My take is that they should always be committed, but never generated by the dev, instead generated and pushed when necessary by CI. The problem with generating those files yourself is that, in many cases, it makes the output nondeterministic and nonreproducible. In the ideal world those tools would just generate those files deterministically, but until then for me committing them from CI is an acceptable stopgap
My preference is to do both. Have them generated by a dev, committed, and also generated in CI. The latter gets compared with the checked in contents to ensure the results match the expected value.
This speeds up CI (the generation path can be done in parallel) and most local development.
The one catch is that it relies on mostly trusting whoever has a commit bit. But if you don’t have that and any part of the build involves scripts that are part of the repo itself, then you’ve already lost.
My preference is to do both. Have them generated by a dev, committed, and also generated in CI. The latter gets compared with the checked in contents to ensure the results match the expected value.
Bingo. This is what I am working towards convincing people to adopt at my current job. It's a long road.
The generation routine bits would be highly specific to the project, but the final check in CI is as simple checking the git diff/status of the generated targets to see if they match the ref. Any deviance indicates that it’s been missed by the patch submitter (likely inadvertently in the case of honest actors).

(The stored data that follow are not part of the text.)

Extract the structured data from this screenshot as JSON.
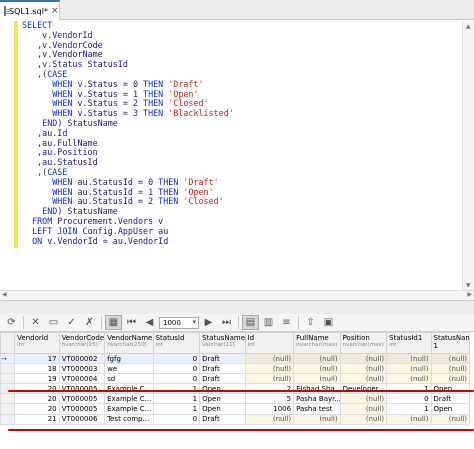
{
  "tab": {
    "label": "SQL1.sql*",
    "close": "×"
  },
  "sql_lines": [
    [
      {
        "t": "SELECT",
        "c": "kw"
      }
    ],
    [
      {
        "t": "    v.VendorId",
        "c": "id"
      }
    ],
    [
      {
        "t": "   ,v.VendorCode",
        "c": "id"
      }
    ],
    [
      {
        "t": "   ,v.VendorName",
        "c": "id"
      }
    ],
    [
      {
        "t": "   ,v.Status StatusId",
        "c": "id"
      }
    ],
    [
      {
        "t": "   ,(",
        "c": "plain"
      },
      {
        "t": "CASE",
        "c": "kw"
      }
    ],
    [
      {
        "t": "      ",
        "c": "plain"
      },
      {
        "t": "WHEN",
        "c": "kw"
      },
      {
        "t": " v.Status = 0 ",
        "c": "id"
      },
      {
        "t": "THEN",
        "c": "kw"
      },
      {
        "t": " ",
        "c": "plain"
      },
      {
        "t": "'Draft'",
        "c": "str"
      }
    ],
    [
      {
        "t": "      ",
        "c": "plain"
      },
      {
        "t": "WHEN",
        "c": "kw"
      },
      {
        "t": " v.Status = 1 ",
        "c": "id"
      },
      {
        "t": "THEN",
        "c": "kw"
      },
      {
        "t": " ",
        "c": "plain"
      },
      {
        "t": "'Open'",
        "c": "str"
      }
    ],
    [
      {
        "t": "      ",
        "c": "plain"
      },
      {
        "t": "WHEN",
        "c": "kw"
      },
      {
        "t": " v.Status = 2 ",
        "c": "id"
      },
      {
        "t": "THEN",
        "c": "kw"
      },
      {
        "t": " ",
        "c": "plain"
      },
      {
        "t": "'Closed'",
        "c": "str"
      }
    ],
    [
      {
        "t": "      ",
        "c": "plain"
      },
      {
        "t": "WHEN",
        "c": "kw"
      },
      {
        "t": " v.Status = 3 ",
        "c": "id"
      },
      {
        "t": "THEN",
        "c": "kw"
      },
      {
        "t": " ",
        "c": "plain"
      },
      {
        "t": "'Blacklisted'",
        "c": "str"
      }
    ],
    [
      {
        "t": "    ",
        "c": "plain"
      },
      {
        "t": "END",
        "c": "kw"
      },
      {
        "t": ") StatusName",
        "c": "id"
      }
    ],
    [
      {
        "t": "   ,au.Id",
        "c": "id"
      }
    ],
    [
      {
        "t": "   ,au.FullName",
        "c": "id"
      }
    ],
    [
      {
        "t": "   ,au.Position",
        "c": "id"
      }
    ],
    [
      {
        "t": "   ,au.StatusId",
        "c": "id"
      }
    ],
    [
      {
        "t": "   ,(",
        "c": "plain"
      },
      {
        "t": "CASE",
        "c": "kw"
      }
    ],
    [
      {
        "t": "      ",
        "c": "plain"
      },
      {
        "t": "WHEN",
        "c": "kw"
      },
      {
        "t": " au.StatusId = 0 ",
        "c": "id"
      },
      {
        "t": "THEN",
        "c": "kw"
      },
      {
        "t": " ",
        "c": "plain"
      },
      {
        "t": "'Draft'",
        "c": "str"
      }
    ],
    [
      {
        "t": "      ",
        "c": "plain"
      },
      {
        "t": "WHEN",
        "c": "kw"
      },
      {
        "t": " au.StatusId = 1 ",
        "c": "id"
      },
      {
        "t": "THEN",
        "c": "kw"
      },
      {
        "t": " ",
        "c": "plain"
      },
      {
        "t": "'Open'",
        "c": "str"
      }
    ],
    [
      {
        "t": "      ",
        "c": "plain"
      },
      {
        "t": "WHEN",
        "c": "kw"
      },
      {
        "t": " au.StatusId = 2 ",
        "c": "id"
      },
      {
        "t": "THEN",
        "c": "kw"
      },
      {
        "t": " ",
        "c": "plain"
      },
      {
        "t": "'Closed'",
        "c": "str"
      }
    ],
    [
      {
        "t": "    ",
        "c": "plain"
      },
      {
        "t": "END",
        "c": "kw"
      },
      {
        "t": ") StatusName",
        "c": "id"
      }
    ],
    [
      {
        "t": "  ",
        "c": "plain"
      },
      {
        "t": "FROM",
        "c": "kw"
      },
      {
        "t": " Procurement.Vendors v",
        "c": "id"
      }
    ],
    [
      {
        "t": "  ",
        "c": "plain"
      },
      {
        "t": "LEFT JOIN",
        "c": "kw"
      },
      {
        "t": " Config.AppUser au",
        "c": "id"
      }
    ],
    [
      {
        "t": "  ",
        "c": "plain"
      },
      {
        "t": "ON",
        "c": "kw"
      },
      {
        "t": " v.VendorId = au.VendorId",
        "c": "id"
      }
    ]
  ],
  "toolbar": {
    "page_size": "1000"
  },
  "grid": {
    "columns": [
      {
        "name": "VendorId",
        "type": "int"
      },
      {
        "name": "VendorCode",
        "type": "nvarchar(25)"
      },
      {
        "name": "VendorName",
        "type": "nvarchar(250)"
      },
      {
        "name": "StatusId",
        "type": "int"
      },
      {
        "name": "StatusName",
        "type": "varchar(11)"
      },
      {
        "name": "Id",
        "type": "int"
      },
      {
        "name": "FullName",
        "type": "nvarchar(max)"
      },
      {
        "name": "Position",
        "type": "nvarchar(max)"
      },
      {
        "name": "StatusId1",
        "type": "int"
      },
      {
        "name": "StatusName 1",
        "type": ""
      }
    ],
    "rows": [
      {
        "marker": "→",
        "cells": [
          "17",
          "VT000002",
          "fgfg",
          "0",
          "Draft",
          "(null)",
          "(null)",
          "(null)",
          "(null)",
          "(null)"
        ]
      },
      {
        "marker": "",
        "cells": [
          "18",
          "VT000003",
          "we",
          "0",
          "Draft",
          "(null)",
          "(null)",
          "(null)",
          "(null)",
          "(null)"
        ]
      },
      {
        "marker": "",
        "cells": [
          "19",
          "VT000004",
          "sd",
          "0",
          "Draft",
          "(null)",
          "(null)",
          "(null)",
          "(null)",
          "(null)"
        ]
      },
      {
        "marker": "",
        "cells": [
          "20",
          "VT000005",
          "Example C...",
          "1",
          "Open",
          "2",
          "Elshad Sha...",
          "Developer",
          "1",
          "Open"
        ]
      },
      {
        "marker": "",
        "cells": [
          "20",
          "VT000005",
          "Example C...",
          "1",
          "Open",
          "5",
          "Pasha Bayr...",
          "(null)",
          "0",
          "Draft"
        ]
      },
      {
        "marker": "",
        "cells": [
          "20",
          "VT000005",
          "Example C...",
          "1",
          "Open",
          "1006",
          "Pasha test",
          "(null)",
          "1",
          "Open"
        ]
      },
      {
        "marker": "",
        "cells": [
          "21",
          "VT000006",
          "Test comp...",
          "0",
          "Draft",
          "(null)",
          "(null)",
          "(null)",
          "(null)",
          "(null)"
        ]
      }
    ]
  },
  "colors": {
    "keyword": "#0b2ed6",
    "string": "#cc1b1b",
    "identifier": "#1a1a8a",
    "change_bar": "#f2e55a",
    "annotation": "#d40000"
  }
}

The real work is being able to transform the generation task into a reproducible step that be run consistently anywhere. Containerizing those steps can help but it’s not strictly required nor is it enough if the “inputs” are a non-seeded random or the current time.
That's not the case for autotools output, or flex and bison output.
If the generated files are what you say? Well, just embed the generation step into the build system. A simple approach like that is easily made reproducible, and we avoid introducing noise into the repository.